Ugo Mulas (28 August 1928 – 2 March 1973) was an Italian photographer noted for his portraits of artists and his street photography.

==Life and work==
Ugo Mulas was born on August 28, 1928, in Pozzolengo, province of Brescia. He began his studies in law in 1948 in Milan, but left to take art courses at the Brera Fine Arts Academy. Soon, he started shooting reports on life of Milan's suburbs. Upon joining the regulars at the legendary "Jamaica" bar, he became part of the art and fashion community. In 1954 he was asked to cover the Venice Biennale, his first professional assignment. He went on to photograph every Venice Biennale through 1972 and to document his work in an art book. Mulas worked for such Italian publications as Settimo Giorno, Rivista Pirelli, Domus, Vogue.

Mulas also did commercial work for advertising campaigns including clients such as Pirelli and Olivetti. In 1959 in Florence, he discovered Veruschka who later became a well-known model and artist. While covering the Spoleto Festival in 1962, he befriended sculptor Alexander Calder, who later became a major subject of Mulas' photography and writings.

While photographing the 1964 Venice Biennale, Mulas met several American artists, art critics, and the art dealer Leo Castelli. This meeting led to his travel to New York City and his documentation of the Pop art scene. This trip to New York and Mulas' resulting book and exhibits, New York, the New Art Scene became his best known work. The exhibit included enlargements of Mulas' contact sheets and environmental portraits of Robert Rauschenberg, Jasper Johns, Barnett Newman and Roy Lichtenstein. In the 1960s, he also worked in graphic design and wrote art books.

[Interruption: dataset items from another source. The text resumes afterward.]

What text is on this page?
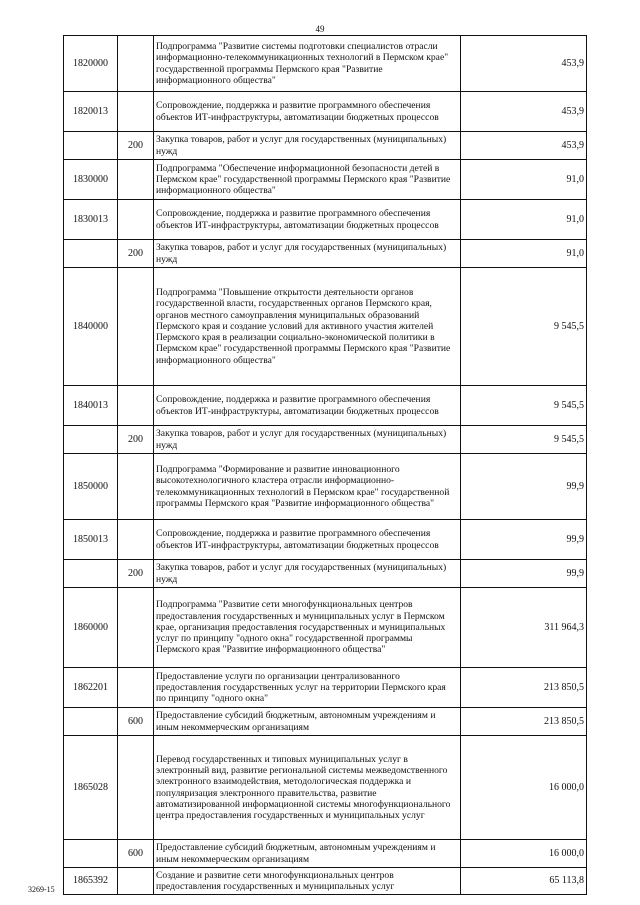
49
1820000		Подпрограмма "Развитие системы подготовки специалистов отрасли информационно-телекоммуникационных технологий в Пермском крае" государственной программы Пермского края "Развитие информационного общества"	453,9
1820013		Сопровождение, поддержка и развитие программного обеспечения объектов ИТ-инфраструктуры, автоматизации бюджетных процессов	453,9
	200	Закупка товаров, работ и услуг для государственных (муниципальных) нужд	453,9
1830000		Подпрограмма "Обеспечение информационной безопасности детей в Пермском крае" государственной программы Пермского края "Развитие информационного общества"	91,0
1830013		Сопровождение, поддержка и развитие программного обеспечения объектов ИТ-инфраструктуры, автоматизации бюджетных процессов	91,0
	200	Закупка товаров, работ и услуг для государственных (муниципальных) нужд	91,0
1840000		Подпрограмма "Повышение открытости деятельности органов государственной власти, государственных органов Пермского края, органов местного самоуправления муниципальных образований Пермского края и создание условий для активного участия жителей Пермского края в реализации социально-экономической политики в Пермском крае" государственной программы Пермского края "Развитие информационного общества"	9 545,5
1840013		Сопровождение, поддержка и развитие программного обеспечения объектов ИТ-инфраструктуры, автоматизации бюджетных процессов	9 545,5
	200	Закупка товаров, работ и услуг для государственных (муниципальных) нужд	9 545,5
1850000		Подпрограмма "Формирование и развитие инновационного высокотехнологичного кластера отрасли информационно-телекоммуникационных технологий в Пермском крае" государственной программы Пермского края "Развитие информационного общества"	99,9
1850013		Сопровождение, поддержка и развитие программного обеспечения объектов ИТ-инфраструктуры, автоматизации бюджетных процессов	99,9
	200	Закупка товаров, работ и услуг для государственных (муниципальных) нужд	99,9
1860000		Подпрограмма "Развитие сети многофункциональных центров предоставления государственных и муниципальных услуг в Пермском крае, организация предоставления государственных и муниципальных услуг по принципу "одного окна" государственной программы Пермского края "Развитие информационного общества"	311 964,3
1862201		Предоставление услуги по организации централизованного предоставления государственных услуг на территории Пермского края по принципу "одного окна"	213 850,5
	600	Предоставление субсидий бюджетным, автономным учреждениям и иным некоммерческим организациям	213 850,5
1865028		Перевод государственных и типовых муниципальных услуг в электронный вид, развитие региональной системы межведомственного электронного взаимодействия, методологическая поддержка и популяризация электронного правительства, развитие автоматизированной информационной системы многофункционального центра предоставления государственных и муниципальных услуг	16 000,0
	600	Предоставление субсидий бюджетным, автономным учреждениям и иным некоммерческим организациям	16 000,0
1865392		Создание и развитие сети многофункциональных центров предоставления государственных и муниципальных услуг	65 113,8
3269-15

In the late 1960s, Mulas became interested in theater and worked on many productions at Milan's Piccola Scala Theater and Teatro Comunale di Bologna. His photography of that period was full of experiments, in the shootings of that time he "played" with the composition, plot, framing, looking for a new artistic language. Mulas was described by his contemporaries as a man who, through photography, tried to understand the depths of human souls.

In 1970, Mulas started working on the series La Verifiche that turned out to be his last — he was diagnosed with cancer in the same year. In early 1973, Mulas released his last book La Photographie, where he collected and summed up all his ideas and thoughts on art and photography. Aged 45, Mulas died in Milan on March 2, 1973.

== Legacy ==
The American indie rock band Spoon chose Mulas' 1963 portrait of American sculptor Lee Bontecou for their 2007 studio album Ga Ga Ga Ga Ga.

== Publications ==
- New York; the new art scene. Holt, Rinehart and Winston, 1967.
- David Smith in Italy. By David Smith and Mulas. Charta, 1997. ISBN 88-8158-024-1.
- Vent'anni di Biennale, 1954–1972. Mondadori, 1988. ISBN 88-04-31254-8.
- Calder. By Mulas and H. Harvard Arnason. Studio, 1971. ISBN 0-670-11219-4.
- Calder. By Mulas. Milan: Officina Libraria, 2008. ISBN 978-88-89854-21-1.

==General references==
- Ugo Mulas. By Germano Celant. Federico Motta Editore, 1993. ISBN 88-7179-002-2.